3 In our analysis of 3 Tesla MRI, we report annual percent change of −0.7±1.1 in controls and −2.0±1.9 in MCI patients (these are the results for the symmetric HW/HW comparison in ). Our results detect a change in MCI that is less in magnitude than in (
Schuff et al., 2009), although the 95% confidence intervals for our study (1.6 – 2.5) and Schuff et al. study (2.0 – 3.2) overlap. On the other hand, the variance in the DBM-based approach is significantly reduced. In terms of sample size calculation, our calculation (see Sec. 3.1) yields
N = 1570 for the
Schuff et al. (2009) study
4 and
N = 508 for DBM-based estimation. It is unlikely that these findings are due to differences in MRI modality, as it was recently reported that field strength in ADNI does not significantly affect atrophy estimates (
Ho et al., 2009). This indicates that DBM-based atrophy estimation is more sensitive than comparison of hippocampal volumes extracted using semi-automatic segmentation.
4.3 Limitations
One of the limitations of the current study is that it only assesses additive bias in atrophy estimation. There are other types of bias that our methods are not capable of detecting. For example, certain DBM configurations may introduce multiplicative bias that can not be detected by the two experiments used in this study. In the direct bias estimation experiment, true atrophy is zero, so multiplicative effect can not be seen. In the intercept-based experiment, multiplicative bias can not be detected if the factor by which true atrophy is multiplied is the same at 6 months and 12 months. Multiplicative bias may explain why the average MCI atrophy detected by the symmetric DBM configuration is lower than the atrophy reported by
Schuff et al. (2009).
Intercept-based atrophy estimation makes an underlying assumption that atrophy is linear over time. This assumption is not uncommon in the evaluation of atrophy estimation techniques (
Fox and Freeborough, 1997). The fact that in the unbiased configuration on DBM we observe intercept values not significantly different from zero substantiates this assumption. Additional experiments on ADNI data from all available time points would allow this assumption to be evaluated more extensively.
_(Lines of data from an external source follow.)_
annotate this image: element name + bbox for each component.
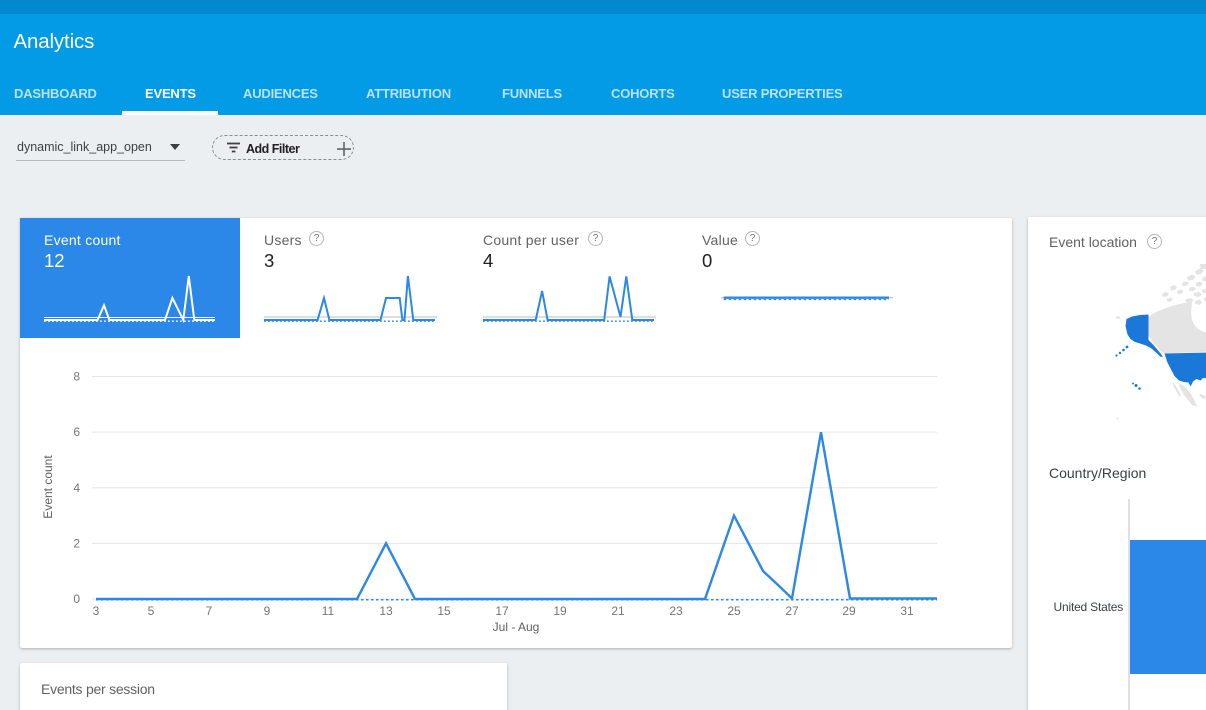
svg-text:25: 25 [727, 604, 741, 618]
svg-text:17: 17 [495, 604, 509, 618]
svg-text:2: 2 [73, 536, 80, 550]
svg-text:29: 29 [842, 604, 856, 618]
svg-text:4: 4 [73, 481, 80, 495]
svg-text:3: 3 [93, 604, 100, 618]
svg-text:31: 31 [900, 604, 914, 618]
svg-text:13: 13 [379, 604, 393, 618]
svg-text:6: 6 [73, 425, 80, 439]
svg-text:15: 15 [437, 604, 451, 618]
svg-text:Jul - Aug: Jul - Aug [493, 620, 540, 634]
svg-text:9: 9 [264, 604, 271, 618]
svg-text:Event count: Event count [41, 455, 55, 519]
svg-text:7: 7 [206, 604, 213, 618]
svg-text:5: 5 [148, 604, 155, 618]
svg-text:23: 23 [669, 604, 683, 618]
svg-text:27: 27 [785, 604, 799, 618]
svg-text:19: 19 [553, 604, 567, 618]
svg-text:21: 21 [611, 604, 625, 618]
svg-text:8: 8 [73, 370, 80, 384]
svg-text:0: 0 [73, 592, 80, 606]
svg-text:11: 11 [322, 604, 335, 618]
In the SyN experiments, the results of direct bias estimation and intercept-based bias estimation experiments are overall very consistent. But in the FFD experiment (), there was some inconsistency between these two ways of estimating bias. Direct estimation finds significant bias in the BL/FU and HW/FU configurations whereas intercept-based estimation finds significant bias in BL/FU but not in HW/FU. However, we do not expect bias to be zero in either of these experiments because the deformable registration (FFD) is not fully symmetric. Both configurations are less asymmetric than FU/FU, in which substantial bias is detected using both measures. So overall, the FFD results fit the pattern of SyN results. Nevertheless, a more extensive evaluation of bias in parametric registration methods is warranted.
Our analysis does not take into consideration the heterogeneity of the clinical groups, particularly the MCI subjects. The only accurate way of determining AD pathology is through autopsy, and many of the MCI patients likely do not have AD pathology. CSF biomarkers are available for a subset of ADNI subjects and may have been used to identify MCI subjects with an AD-like chemical biomarker profile. Reducing heterogeneity in the cohorts would probably reduce the variance in atrophy in each cohort as well as the sample size for the MCI-control comparisons. However, there would not be an obvious effect on the bias of DBM methodology. Hence, we felt that for the purpose of evaluating bias in DBM methodology, such partitioning of the subjects was not necessary.
The experiments in this paper can not detect spatial biases in atrophy estimation. It is entirely possible that atrophy detected in the hippocampus is partially attributable to atrophy in other surrounding structures. DBM, by design, can not estimate change in the volume of a particular small region independently of surrounding image regions. Deformation fields in DBM are smoothed, which causes propagation of information across voxels. Our study can not detect and measure this type of bias.